Alexandra Newman White and Joel Benzion Kuzniecky met in September 2014 on their first day at Fordham Law school in New York. They were randomly assigned seats next to each other in a property law class. They were both in Section 5.
A couple of weeks later, when she spotted him on a crowded Union Square subway platform around 7:30 a.m., she walked over.
“Hey, you’re in my class,” she said, and then did most of the talking as they headed northbound to class.
“He was the shy and mysterious kid who knew the answers to every question when cold called on,” said Ms. White, 28, who graduated from Northwestern and is now a law clerk for Lori S. Sattler, a justice for the New York County Supreme Court in the first judicial district of New York.
Ms. White, driven in her studies, also worked at a matrimonial law firm, and during what little free time she had, she hung out with other classmates. Mr. Kuzniecky kept mostly to himself.
“I had a big social circle outside law school,” said Mr. Kuzniecky, 31, who graduated cum laude from N.Y.U. He is now an associate in the asset management group at Fried, Frank, Harris, Shriber & Jacobson in New York.
As law school intensified so did their friendship. They spent hours studying together at the law school library.
“If you’re in his inner circle, his shyness goes out the door,” she said.
In March 2015, after they each handed in law briefs for a legal writing class, they decided to celebrate with a drink at a bar near her apartment near Union Square. He lived a few blocks away.
“I remember we had the most fun and I couldn’t stop laughing,” she said, and later, outside the bar, she leaned in to kiss him.
“We were friends, but knew something special had just happened,” he said.
In May, after they got out of a cab they took to the law school’s annual Barristers’ Ball, he kissed her.
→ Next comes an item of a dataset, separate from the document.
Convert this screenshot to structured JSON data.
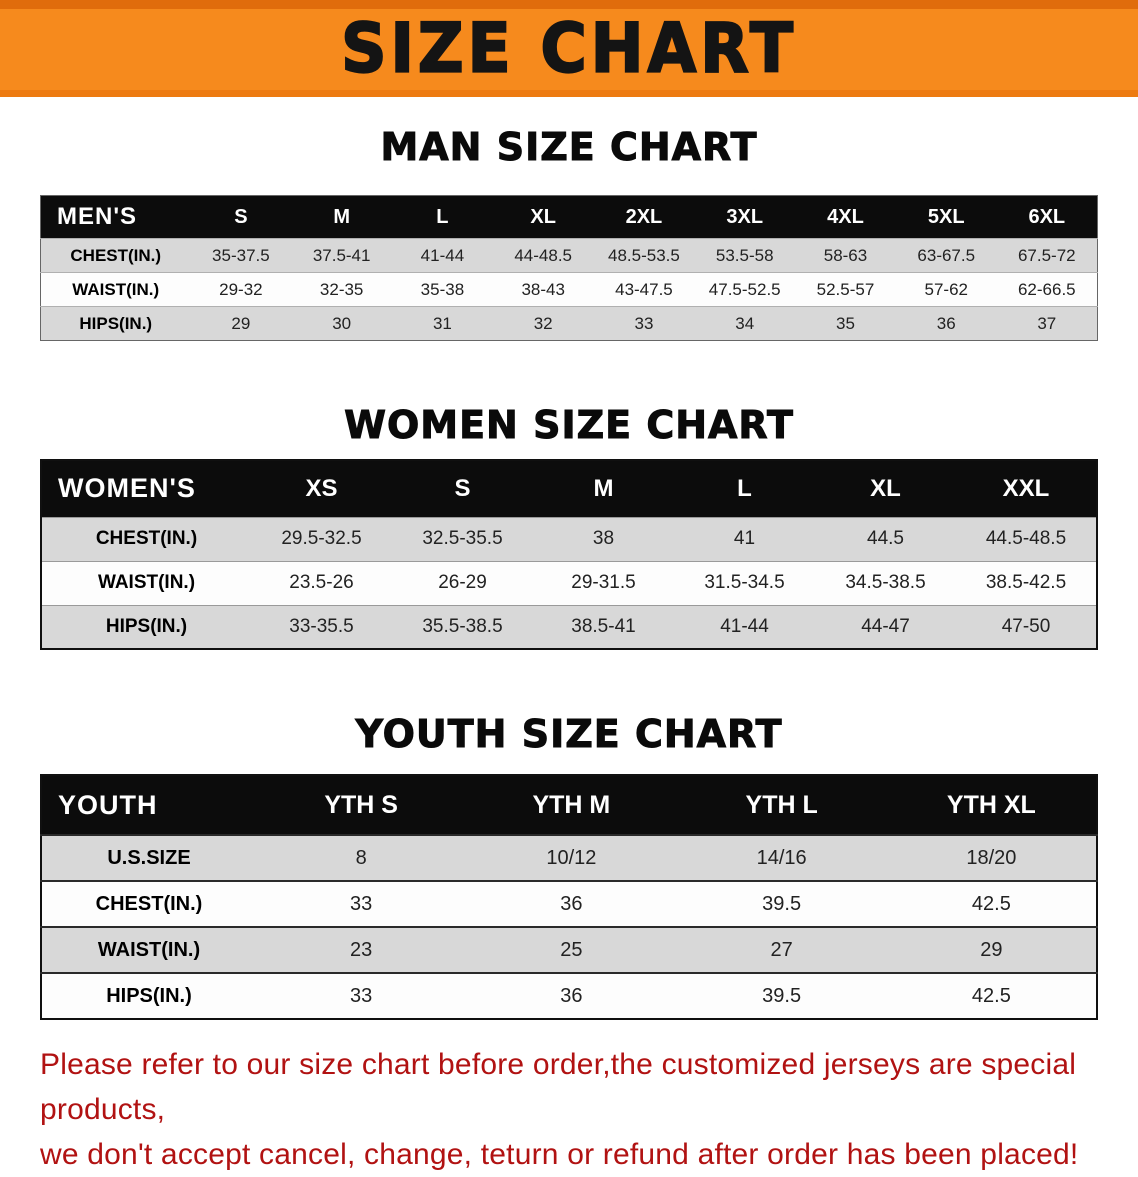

Though it wasn’t an official date, they hung out and danced the night away.
“Time flew by with flirty texts,” she said.
After their last final they began spending more time together, and within weeks were inseparable. Early on when his best friend blurted out “you are going to marry her,” right in front of her, they laughed it off.
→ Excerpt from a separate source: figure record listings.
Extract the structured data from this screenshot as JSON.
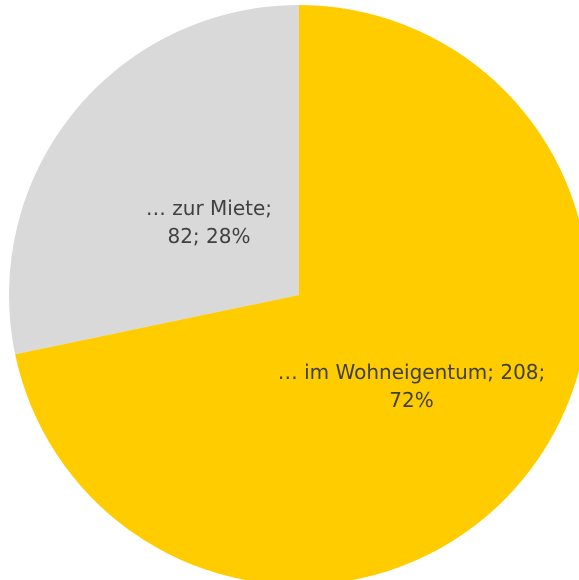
{
  "chart_data": {
    "type": "pie",
    "values": [
      208,
      82
    ],
    "value_labels": [
      "… im Wohneigentum; 208; 72%",
      "… zur Miete; 82; 28%"
    ],
    "colors": [
      "#ffcc00",
      "#d9d9d9"
    ]
  }
}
Ms. White, who minored in Spanish in college, said he soon courted her “with old-fashioned dates” and “Latin-Southern charm.”
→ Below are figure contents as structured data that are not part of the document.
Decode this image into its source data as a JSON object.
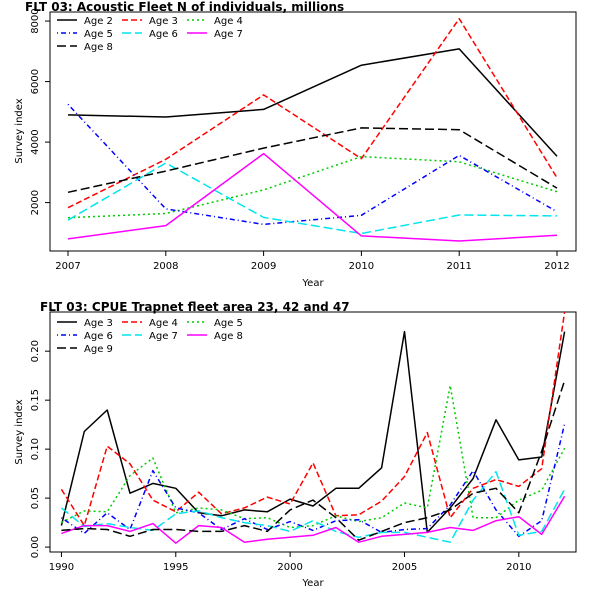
{
  "chart_data": [
    {
      "type": "line",
      "title": "FLT 03: Acoustic Fleet   N of individuals, millions",
      "xlabel": "Year",
      "ylabel": "Survey index",
      "x": [
        2007,
        2008,
        2009,
        2010,
        2011,
        2012
      ],
      "x_ticks": [
        "2007",
        "2008",
        "2009",
        "2010",
        "2011",
        "2012"
      ],
      "y_ticks": [
        "2000",
        "4000",
        "6000",
        "8000"
      ],
      "xlim": [
        2007,
        2012
      ],
      "ylim": [
        400,
        8300
      ],
      "legend_position": "top-left",
      "series": [
        {
          "name": "Age 2",
          "color": "#000000",
          "dash": "solid",
          "values": [
            4900,
            4830,
            5080,
            6540,
            7080,
            3530
          ]
        },
        {
          "name": "Age 3",
          "color": "#ff0000",
          "dash": "dashed",
          "values": [
            1830,
            3430,
            5560,
            3450,
            8080,
            2820
          ]
        },
        {
          "name": "Age 4",
          "color": "#00cc00",
          "dash": "dotted",
          "values": [
            1500,
            1640,
            2420,
            3520,
            3350,
            2360
          ]
        },
        {
          "name": "Age 5",
          "color": "#0000ff",
          "dash": "dotdash",
          "values": [
            5250,
            1790,
            1280,
            1580,
            3560,
            1700
          ]
        },
        {
          "name": "Age 6",
          "color": "#00e5ee",
          "dash": "longdash",
          "values": [
            1420,
            3310,
            1510,
            980,
            1590,
            1560
          ]
        },
        {
          "name": "Age 7",
          "color": "#ff00ff",
          "dash": "solid",
          "values": [
            800,
            1240,
            3620,
            900,
            730,
            920
          ]
        },
        {
          "name": "Age 8",
          "color": "#000000",
          "dash": "longdash",
          "values": [
            2340,
            3040,
            3800,
            4470,
            4410,
            2480
          ]
        }
      ]
    },
    {
      "type": "line",
      "title": "FLT 03: CPUE Trapnet fleet area 23, 42 and 47",
      "xlabel": "Year",
      "ylabel": "Survey index",
      "x": [
        1990,
        1991,
        1992,
        1993,
        1994,
        1995,
        1996,
        1997,
        1998,
        1999,
        2000,
        2001,
        2002,
        2003,
        2004,
        2005,
        2006,
        2007,
        2008,
        2009,
        2010,
        2011,
        2012
      ],
      "x_ticks": [
        "1990",
        "1995",
        "2000",
        "2005",
        "2010"
      ],
      "x_tick_values": [
        1990,
        1995,
        2000,
        2005,
        2010
      ],
      "y_ticks": [
        "0.00",
        "0.05",
        "0.10",
        "0.15",
        "0.20"
      ],
      "xlim": [
        1989.5,
        2012.5
      ],
      "ylim": [
        -0.005,
        0.24
      ],
      "legend_position": "top-left",
      "series": [
        {
          "name": "Age 3",
          "color": "#000000",
          "dash": "solid",
          "values": [
            0.022,
            0.118,
            0.14,
            0.055,
            0.065,
            0.06,
            0.035,
            0.032,
            0.038,
            0.036,
            0.049,
            0.042,
            0.06,
            0.06,
            0.081,
            0.22,
            0.015,
            0.04,
            0.07,
            0.13,
            0.089,
            0.092,
            0.22
          ]
        },
        {
          "name": "Age 4",
          "color": "#ff0000",
          "dash": "dashed",
          "values": [
            0.059,
            0.022,
            0.103,
            0.085,
            0.048,
            0.036,
            0.056,
            0.034,
            0.04,
            0.051,
            0.044,
            0.086,
            0.032,
            0.033,
            0.047,
            0.072,
            0.117,
            0.03,
            0.06,
            0.069,
            0.062,
            0.08,
            0.24
          ]
        },
        {
          "name": "Age 5",
          "color": "#00cc00",
          "dash": "dotted",
          "values": [
            0.025,
            0.037,
            0.036,
            0.073,
            0.091,
            0.035,
            0.04,
            0.038,
            0.029,
            0.03,
            0.02,
            0.022,
            0.032,
            0.026,
            0.03,
            0.045,
            0.04,
            0.165,
            0.03,
            0.03,
            0.048,
            0.058,
            0.101
          ]
        },
        {
          "name": "Age 6",
          "color": "#0000ff",
          "dash": "dotdash",
          "values": [
            0.03,
            0.014,
            0.035,
            0.018,
            0.078,
            0.04,
            0.035,
            0.018,
            0.029,
            0.018,
            0.026,
            0.017,
            0.027,
            0.028,
            0.015,
            0.018,
            0.019,
            0.043,
            0.078,
            0.038,
            0.011,
            0.027,
            0.126
          ]
        },
        {
          "name": "Age 7",
          "color": "#00e5ee",
          "dash": "longdash",
          "values": [
            0.04,
            0.021,
            0.024,
            0.02,
            0.017,
            0.034,
            0.037,
            0.03,
            0.025,
            0.022,
            0.016,
            0.027,
            0.016,
            0.01,
            0.015,
            0.015,
            0.01,
            0.005,
            0.048,
            0.077,
            0.012,
            0.016,
            0.059
          ]
        },
        {
          "name": "Age 8",
          "color": "#ff00ff",
          "dash": "solid",
          "values": [
            0.014,
            0.022,
            0.022,
            0.016,
            0.024,
            0.004,
            0.022,
            0.02,
            0.005,
            0.008,
            0.01,
            0.012,
            0.02,
            0.005,
            0.011,
            0.013,
            0.015,
            0.02,
            0.017,
            0.027,
            0.031,
            0.013,
            0.052
          ]
        },
        {
          "name": "Age 9",
          "color": "#000000",
          "dash": "longdash",
          "values": [
            0.017,
            0.019,
            0.018,
            0.011,
            0.018,
            0.018,
            0.016,
            0.016,
            0.022,
            0.016,
            0.038,
            0.048,
            0.03,
            0.007,
            0.016,
            0.025,
            0.03,
            0.038,
            0.055,
            0.06,
            0.035,
            0.098,
            0.17
          ]
        }
      ]
    }
  ]
}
“I’m traditional,” he said. “My parents are Panamanian and I grew up in Birmingham, Alabama.”
In September 2015, the day after he met her parents in Westhampton, N.Y., she celebrated Rosh Hashana with his family in Englewood, N.J.
“There’s always a Latin twist on the Jewish classics in that house,” she said. “It’s always so warm and fun.” Starting in June 2017, over the next three months they studied hours on end for the bar exam. In October, they received the results within a minute of each other via email: they both passed.
In August 2019, he proposed on a secluded beach on Shelter Island, and soon they planned to be married Feb. 14, 2021 at the Metropolitan Club in New York with more than 300 guests; about a third would fly in from Panama. After holding out as long as they could, at the end of 2020, in the face of the ongoing coronavirus pandemic, they changed their plans, but kept the date.
On Feb. 14, Rabbi Eytan Hammerman officiated at the home of the bride’s parents in Harrison, N.Y., where Latin jazz played during the cocktail hour, and the rabbi recited one of the traditional seven blessings in Spanish during the ceremony before only immediate family, with about 350 others watching via livestream from around the world.
“Our cultures melded into a magical evening,” Mr. Kuzniecky said.